Komünist mimarideki büyük bina tutkusunun bir örneği: Moskova'daki Bakanlar Kurulu Binası.
Dinsiz yöneticilerin ortak özelliği, sahip oldukları makamdan dolayı büyüklük hissine kapılmaları, kibirlenerek diğer insanları küçümsemeleridir. Bunu çeşitli şekillerde ifade ederler.
Kuran'da Allah bu yöneticilere örnek olarak Hz. Musa devrinde Mısır'ı yöneten Firavun'u anlatmaktadır. Firavun kibirlenerek hem Allah'a ve elçisi Hz. Musa'ya karşı gelmiş, hem de kendi halkını türlü baskılara uğratmıştır. Firavun'un büyüklük hissinin ilginç bir ifade biçimi ise, "yüksek bir kule" inşa ettirmeye kalkmasıdır. Bu amaçla Firavun tarafından yardımcısı Haman'a verilen emir Kuran'da şöyle bildirilir:
Firavun dedi ki: "Ey önde gelenler, sizin için benden başka ilah olduğunu bilmiyorum. Ey Haman, çamurun üstünde bir ateş yak da, bana yüksekçe bir kule inşa et, belki Musa'nın ilahına çıkarım çünkü gerçekten ben onu yalancılardan (biri) sanıyorum." (Kasas Suresi, 38)
Firavun'un kibirinin bir ifadesi olan "yüksek kule" tutkusu, komünist diktatörlerde de "büyük bina" tutkusu olarak ortaya çıkmıştır. Başta Sovyetler Birliği olmak üzere, tüm komünist rejimlerde abartılı derecede büyük devlet binaları inşa edilmiş, bu binalar komünist rejimin güç ve kalıcılığının bir sembolü olarak görülmüştür.
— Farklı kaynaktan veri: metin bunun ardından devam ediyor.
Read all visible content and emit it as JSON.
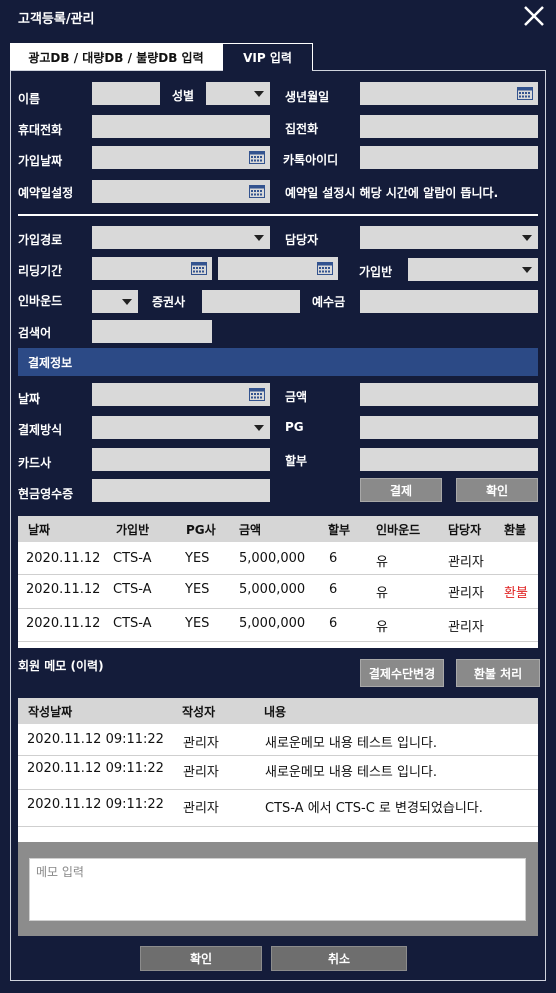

Romen diktatör Nikolay Çavuşesku'nun Bükreş'te yaptırdığı saray, dünyanın en büyük binası ünvanını uzun süre korumuştur. Son derece soğuk ve zevksiz bir görümüne sahip olan saray, sadece "büyüklük" konusunda ön plana çıkabilmiş ve komünist ideolojinin büyüklük kompleksinin bir ifadesi olarak kalmıştır.